Taxi drivers in central Israel are complaining that the new "Shabbat (Sabbath) buses" are costing them a full 30% of their incomes, Maariv reported.

In an interview, taxi driver Ofer Guzman, who is a member of the Drivers Committee Organization, told Maariv that "people will always go to were they don't have to pay. But us, the people who need this income - this step really hurts us."

The new iniative, which began two weeks ago, offers free busing on Friday evenings and Saturdays in Tel Aviv, Ramat Hasharon, Givatayaim, and Kiryat Ono.

Israel has between 30-35,000 taxi drivers, the site noted.

"Drivers are going around, using up gas, and the rate of expense to income is rising," Guzman said. "We really feel the drop in passengers, it's simply a catastrophe. There are drivers who need to pay their mortgage, who have obligations. Taxis cost between 6,000-7,000 shekels a month. You need to pay a garage, you need to pay for a number, you need to pay the bank loan you took to buy the taxi.

"The free transportation has caused a drop in our income. It's not worth it for us to drive around. You drive and drive and there are no passengers. We're barely surviving. Business on Fridays and Saturdays has dropped at least 30%. As a secular Jew I am glad there is public transportation on the Sabbath, but free buses is not appropriate. They're using my money to take steps that hurt me. They're using the property taxes that we pay to harm us. No one asked us beforehand. No one spoke to us. No one thinks about the taxi drivers. This is just the first part of our troubles, they're also changing how we charge starting in January, and that's also going to hurt our income. I know a taxi driver who now needs psychological treatment because of his fears of how this is going to hurt our income. And I promise you that there are people whose anxiety is even worse."

Haya Werner, another taxi driver, told Maariv, "I am the sole breadwinner and they're hurting us from all directions. I worked the first weekend the free Shabbat buses operated. I felt a significant drop in business. There are less passengers, less calls, and the wait times between passengers are longer."

"Fridays and Saturdays are important days for taxi drivers. Many of these drivers are divorced fathers and mothers, who barely make ends meet. This new step harms us. I'm shaking when I think about the future. People aren't thinking about us, the taxi drivers. I'm not against free transportation but there needs to be a solution other than harming other people's income.

"We have no vacation days, I can't allow myself to be sick," she added. "It really hurts when they harm us.
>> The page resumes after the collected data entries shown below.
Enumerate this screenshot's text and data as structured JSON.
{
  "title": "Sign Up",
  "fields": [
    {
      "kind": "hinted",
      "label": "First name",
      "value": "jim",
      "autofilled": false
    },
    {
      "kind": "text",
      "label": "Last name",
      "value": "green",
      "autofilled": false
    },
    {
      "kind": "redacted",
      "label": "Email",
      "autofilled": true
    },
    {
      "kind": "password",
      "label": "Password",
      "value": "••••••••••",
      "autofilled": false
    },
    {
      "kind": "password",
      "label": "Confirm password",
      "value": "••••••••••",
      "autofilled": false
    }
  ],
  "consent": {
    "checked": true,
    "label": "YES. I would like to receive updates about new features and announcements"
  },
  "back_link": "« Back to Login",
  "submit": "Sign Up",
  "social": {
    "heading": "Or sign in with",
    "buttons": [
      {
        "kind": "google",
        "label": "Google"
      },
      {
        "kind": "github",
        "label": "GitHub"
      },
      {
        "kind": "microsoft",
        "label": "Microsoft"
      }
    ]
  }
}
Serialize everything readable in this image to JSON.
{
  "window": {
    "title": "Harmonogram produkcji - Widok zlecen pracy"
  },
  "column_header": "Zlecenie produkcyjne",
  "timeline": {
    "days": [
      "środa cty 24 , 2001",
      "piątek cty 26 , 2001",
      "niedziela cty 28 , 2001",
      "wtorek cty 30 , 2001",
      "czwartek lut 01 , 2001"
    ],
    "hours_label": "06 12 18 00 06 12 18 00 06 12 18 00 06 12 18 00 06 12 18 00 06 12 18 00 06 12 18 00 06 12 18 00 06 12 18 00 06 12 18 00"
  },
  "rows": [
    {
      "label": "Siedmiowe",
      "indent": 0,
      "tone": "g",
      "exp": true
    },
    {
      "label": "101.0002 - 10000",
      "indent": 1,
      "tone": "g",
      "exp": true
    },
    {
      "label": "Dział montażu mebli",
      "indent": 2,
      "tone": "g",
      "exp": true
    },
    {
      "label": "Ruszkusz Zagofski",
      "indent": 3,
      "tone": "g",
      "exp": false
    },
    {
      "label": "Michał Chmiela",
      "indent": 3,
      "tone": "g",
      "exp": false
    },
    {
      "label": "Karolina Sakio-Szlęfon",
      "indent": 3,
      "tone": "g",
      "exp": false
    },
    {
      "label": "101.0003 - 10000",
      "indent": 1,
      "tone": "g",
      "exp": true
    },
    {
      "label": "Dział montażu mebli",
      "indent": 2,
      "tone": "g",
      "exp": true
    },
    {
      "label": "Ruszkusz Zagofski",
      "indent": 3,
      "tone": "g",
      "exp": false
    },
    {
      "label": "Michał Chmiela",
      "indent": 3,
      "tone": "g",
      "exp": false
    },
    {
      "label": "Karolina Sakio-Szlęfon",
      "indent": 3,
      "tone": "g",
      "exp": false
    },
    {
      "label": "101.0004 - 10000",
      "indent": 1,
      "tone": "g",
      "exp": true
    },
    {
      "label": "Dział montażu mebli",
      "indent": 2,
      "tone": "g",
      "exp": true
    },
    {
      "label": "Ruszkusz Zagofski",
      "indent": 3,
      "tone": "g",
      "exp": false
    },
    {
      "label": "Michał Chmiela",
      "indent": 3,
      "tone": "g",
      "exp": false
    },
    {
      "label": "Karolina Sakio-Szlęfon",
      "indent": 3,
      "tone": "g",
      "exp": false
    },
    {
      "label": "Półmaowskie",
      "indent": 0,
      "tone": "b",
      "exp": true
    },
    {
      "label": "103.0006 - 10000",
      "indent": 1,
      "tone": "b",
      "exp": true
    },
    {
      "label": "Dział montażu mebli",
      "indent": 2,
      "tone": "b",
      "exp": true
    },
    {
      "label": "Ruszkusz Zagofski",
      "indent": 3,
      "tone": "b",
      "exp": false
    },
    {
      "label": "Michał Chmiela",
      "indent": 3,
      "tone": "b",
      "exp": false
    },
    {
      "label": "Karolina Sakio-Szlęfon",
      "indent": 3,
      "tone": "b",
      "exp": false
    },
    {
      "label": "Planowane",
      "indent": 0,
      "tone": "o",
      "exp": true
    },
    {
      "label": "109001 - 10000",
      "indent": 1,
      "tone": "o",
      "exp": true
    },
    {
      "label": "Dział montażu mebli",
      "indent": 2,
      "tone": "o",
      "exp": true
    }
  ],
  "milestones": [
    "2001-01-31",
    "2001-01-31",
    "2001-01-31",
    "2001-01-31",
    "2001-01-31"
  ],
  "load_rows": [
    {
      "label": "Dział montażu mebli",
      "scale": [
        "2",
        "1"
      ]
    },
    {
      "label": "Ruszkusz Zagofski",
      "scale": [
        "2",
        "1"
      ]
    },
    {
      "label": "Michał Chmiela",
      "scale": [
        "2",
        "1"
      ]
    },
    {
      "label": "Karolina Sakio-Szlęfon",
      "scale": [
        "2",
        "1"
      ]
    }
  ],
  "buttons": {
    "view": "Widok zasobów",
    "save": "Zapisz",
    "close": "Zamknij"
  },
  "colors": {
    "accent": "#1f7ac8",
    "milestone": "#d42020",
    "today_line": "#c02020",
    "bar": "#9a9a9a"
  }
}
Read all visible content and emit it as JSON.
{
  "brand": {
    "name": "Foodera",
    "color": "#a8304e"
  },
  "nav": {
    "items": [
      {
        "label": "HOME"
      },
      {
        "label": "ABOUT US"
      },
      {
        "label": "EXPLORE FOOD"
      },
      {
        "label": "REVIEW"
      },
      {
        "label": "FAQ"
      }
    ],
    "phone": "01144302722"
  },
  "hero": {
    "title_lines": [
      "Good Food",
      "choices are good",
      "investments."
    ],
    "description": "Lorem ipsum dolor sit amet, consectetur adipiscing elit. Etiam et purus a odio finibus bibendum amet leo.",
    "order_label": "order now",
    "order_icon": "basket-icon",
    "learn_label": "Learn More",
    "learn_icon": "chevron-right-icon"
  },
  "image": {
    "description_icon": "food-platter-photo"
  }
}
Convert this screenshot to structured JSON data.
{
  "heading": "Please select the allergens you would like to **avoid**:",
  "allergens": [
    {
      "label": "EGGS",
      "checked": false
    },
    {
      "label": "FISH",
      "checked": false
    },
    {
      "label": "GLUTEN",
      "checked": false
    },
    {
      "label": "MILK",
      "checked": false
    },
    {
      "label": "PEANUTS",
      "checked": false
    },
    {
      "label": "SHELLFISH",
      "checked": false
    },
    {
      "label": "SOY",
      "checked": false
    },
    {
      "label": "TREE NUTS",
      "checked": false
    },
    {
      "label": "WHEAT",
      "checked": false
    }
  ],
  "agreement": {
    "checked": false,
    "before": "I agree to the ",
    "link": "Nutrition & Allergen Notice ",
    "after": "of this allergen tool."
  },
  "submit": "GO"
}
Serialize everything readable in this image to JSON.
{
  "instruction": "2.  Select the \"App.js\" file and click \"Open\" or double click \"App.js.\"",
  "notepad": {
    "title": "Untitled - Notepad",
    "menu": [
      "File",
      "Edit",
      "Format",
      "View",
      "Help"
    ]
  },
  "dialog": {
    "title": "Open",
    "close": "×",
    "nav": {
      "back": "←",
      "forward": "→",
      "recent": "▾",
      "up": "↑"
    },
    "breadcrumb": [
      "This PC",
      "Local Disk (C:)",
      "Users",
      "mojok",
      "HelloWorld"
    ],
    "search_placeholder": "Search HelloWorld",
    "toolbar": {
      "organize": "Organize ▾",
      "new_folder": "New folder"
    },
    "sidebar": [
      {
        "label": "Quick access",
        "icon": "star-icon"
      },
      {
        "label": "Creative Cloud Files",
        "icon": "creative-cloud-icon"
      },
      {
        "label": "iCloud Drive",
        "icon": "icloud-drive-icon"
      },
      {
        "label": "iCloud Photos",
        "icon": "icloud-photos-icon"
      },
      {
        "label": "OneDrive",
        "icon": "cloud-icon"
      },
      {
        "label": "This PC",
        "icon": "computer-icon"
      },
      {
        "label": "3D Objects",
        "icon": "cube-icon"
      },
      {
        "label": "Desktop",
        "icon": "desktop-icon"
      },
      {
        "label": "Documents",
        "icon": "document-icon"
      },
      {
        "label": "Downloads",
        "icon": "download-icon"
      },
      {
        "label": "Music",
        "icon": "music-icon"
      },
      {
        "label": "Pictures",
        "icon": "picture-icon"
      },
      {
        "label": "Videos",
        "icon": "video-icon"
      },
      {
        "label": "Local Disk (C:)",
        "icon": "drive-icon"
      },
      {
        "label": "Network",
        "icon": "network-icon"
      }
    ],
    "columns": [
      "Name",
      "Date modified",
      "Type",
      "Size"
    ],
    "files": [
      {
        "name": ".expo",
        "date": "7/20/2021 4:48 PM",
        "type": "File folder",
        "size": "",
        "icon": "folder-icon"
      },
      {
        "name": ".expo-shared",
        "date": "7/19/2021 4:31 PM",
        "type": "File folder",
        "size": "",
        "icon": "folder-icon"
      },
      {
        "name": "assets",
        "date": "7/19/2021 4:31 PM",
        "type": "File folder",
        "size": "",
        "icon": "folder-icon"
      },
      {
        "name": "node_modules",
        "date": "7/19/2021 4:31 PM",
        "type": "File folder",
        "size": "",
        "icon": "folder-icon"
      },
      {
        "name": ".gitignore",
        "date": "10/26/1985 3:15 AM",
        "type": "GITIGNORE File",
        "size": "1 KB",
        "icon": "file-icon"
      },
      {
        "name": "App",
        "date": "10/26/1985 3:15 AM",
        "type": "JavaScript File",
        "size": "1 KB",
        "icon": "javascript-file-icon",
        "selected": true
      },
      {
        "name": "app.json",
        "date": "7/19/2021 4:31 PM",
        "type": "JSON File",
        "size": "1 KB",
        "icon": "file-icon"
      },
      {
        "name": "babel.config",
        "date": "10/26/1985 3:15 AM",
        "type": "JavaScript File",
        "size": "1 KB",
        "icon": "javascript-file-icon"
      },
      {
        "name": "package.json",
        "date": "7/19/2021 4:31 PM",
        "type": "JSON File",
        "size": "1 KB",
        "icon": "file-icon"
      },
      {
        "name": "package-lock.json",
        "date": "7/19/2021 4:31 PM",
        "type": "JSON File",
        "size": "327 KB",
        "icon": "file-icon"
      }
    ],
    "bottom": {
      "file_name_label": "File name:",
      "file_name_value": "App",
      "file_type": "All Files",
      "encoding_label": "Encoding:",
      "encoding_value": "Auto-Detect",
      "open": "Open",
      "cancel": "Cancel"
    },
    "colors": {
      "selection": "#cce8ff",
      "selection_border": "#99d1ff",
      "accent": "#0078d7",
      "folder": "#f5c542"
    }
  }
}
Our expenses are very high. We need to work half a month just in order to pay thet taxi's expenses."

Some of the taxi drivers have decided to protest, but others support turning to the courts - only they're not sure where the money will come from.

"I'm not in favor of blocking roads, because at the end of the day that harms the sick and elderly," one taxi driver said. "I'm in favor of doing things legally. I don't want to make others stuck. It's true that I'm being harmed now, but I don't want to harm others, that's not ethical."

"It's not fair to give to some people with one hand while taking from others with the other hand," he added. "We're all citizens. We leave our families and chldren to work on Fridays and Saturdays. I work in Tel Aviv. I worked last week. I had only two passengers. Usually we always have work. This time no one wanted taxis.

"The passengers are right - they have free transportation, why should they take a taxi? I can't say the passengers were wrong but the decision-makers need to pay attention to us as well. Let them come for a day, sit with us, and understand how much we earn. Nothing! Let them decide, for instance, that we'll take a reduced rate and that the government or municipality will pay the differnce. Let them think of something, find some kind of solution. I work all week and I still don't make a normal salary. But I'm not in favor of protests, I believe we need to send in a formal letter through a lawyer. I hope everything will work out.

Mark Azrov, who heads the Drivers Committee, said: "Public transportation on Shabbat is a good thing if passengers have to pay. As a citizen, it angers me that a certain municipality found itself with extra cash and instead of helping the needy chose to put the money elsewhere."

He added that the taxi drivers had heard of the plan but "did not believe it would happen, there's no logic in it. If someone wants entertainment, he can pay for his entertainment. Why do we have to suffer for it? Why should they take our income?"

Between the new payment system and the Shabbat buses, "30,000 families who live off this occupation are going to disappear. Taxi drivers live from month to month. We'll have no way to bring money home."

"I really hope the Transportation Ministry will intervene to help us," he concluded.